Komponen kecerdasan emosional merujuk kepada kemampuan seseorang untuk mengenali, memahami, mengelola, dan menggunakan emosi dengan efektif dalam berbagai situasi kehidupan. Berikut adalah penjelasan relevan mengenai komponen kecerdasan emosional (Suryaningsih et al., 2024) :
1) Pemahaman Emosi (Emotional Awareness)
Pemahaman emosi merupakan salah satu komponen utama dalam kecerdasan emosional yang secara substansial dipelajari dalam konteks psikologi dan neurosains.
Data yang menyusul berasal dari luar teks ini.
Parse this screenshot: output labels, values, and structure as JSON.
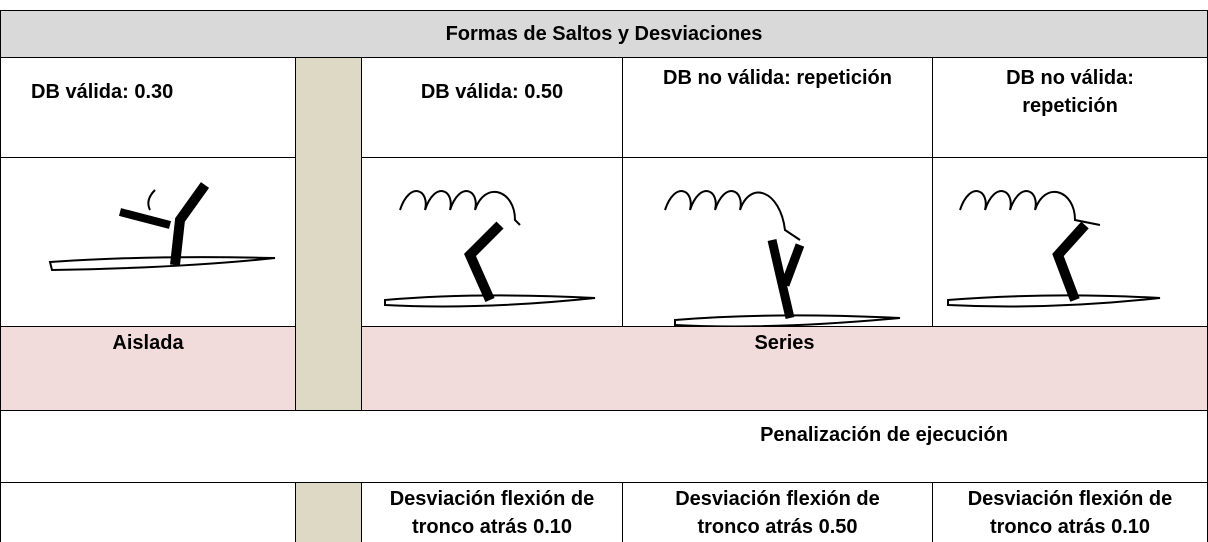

Menurut Mayer, Roberts, dan Barsade (2008), pemahaman emosi mencakup kemampuan untuk mengenali dan memahami emosi pada diri sendiri maupun orang lain dengan tepat. Hal ini melibatkan kemampuan untuk menginterpretasikan ekspresi emosi, serta menilai dampak emosi dalam situasi tertentu (Mayer et al., 2008). Goleman (2011) menekankan bahwa pemahaman emosi memungkinkan individu untuk menangkap nuansa emosional yang halus dan membedakan antara berbagai nuansa emosi seperti rasa takut, kecemasan, atau bahagia, yang penting untuk pengambilan keputusan yang efektif dalam kehidupan seharihari (Goleman, 2011).
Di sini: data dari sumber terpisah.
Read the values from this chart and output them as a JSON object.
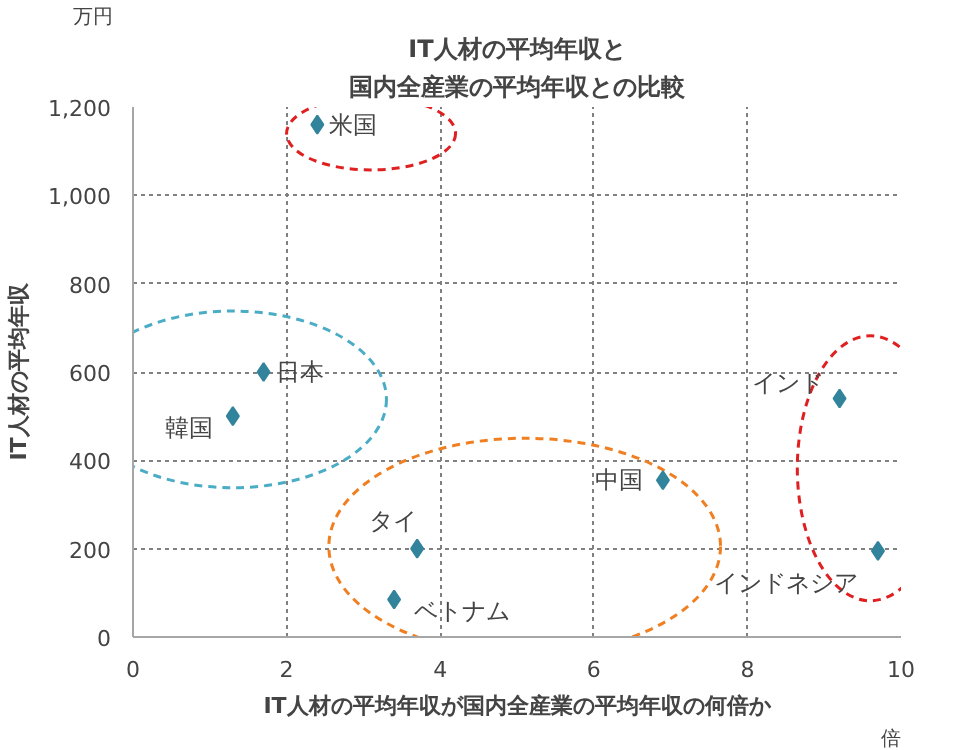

Secara neurologis, pemahaman emosi dikaitkan dengan aktivitas korteks prefrontal, amigdala, dan area otak lain yang terlibat dalam pemrosesan emosi dan persepsi sosial. Ahli neurosains seperti Adolphs (2003) menunjukkan bahwa kerusakan pada area otak tertentu dapat mengganggu kemampuan seseorang untuk memahami dan merespons emosi secara tepat, menggarisbawahi pentingnya interaksi antara struktur otak dan kemampuan pemahaman emosi (Adolphs, 2003). Selain itu, pengembangan pemahaman emosi terkait erat dengan pembelajaran sosial sepanjang hidup, yang mencakup kemampuan untuk mengasah intuisi sosial dan meningkatkan empati terhadap orang lain (Brackett & Katulak, 2019). Hal ini mencerminkan konsep bahwa pemahaman emosi tidak hanya bersifat intrapersonal (terkait dengan diri sendiri), tetapi juga interpersonal (terkait dengan interaksi sosial).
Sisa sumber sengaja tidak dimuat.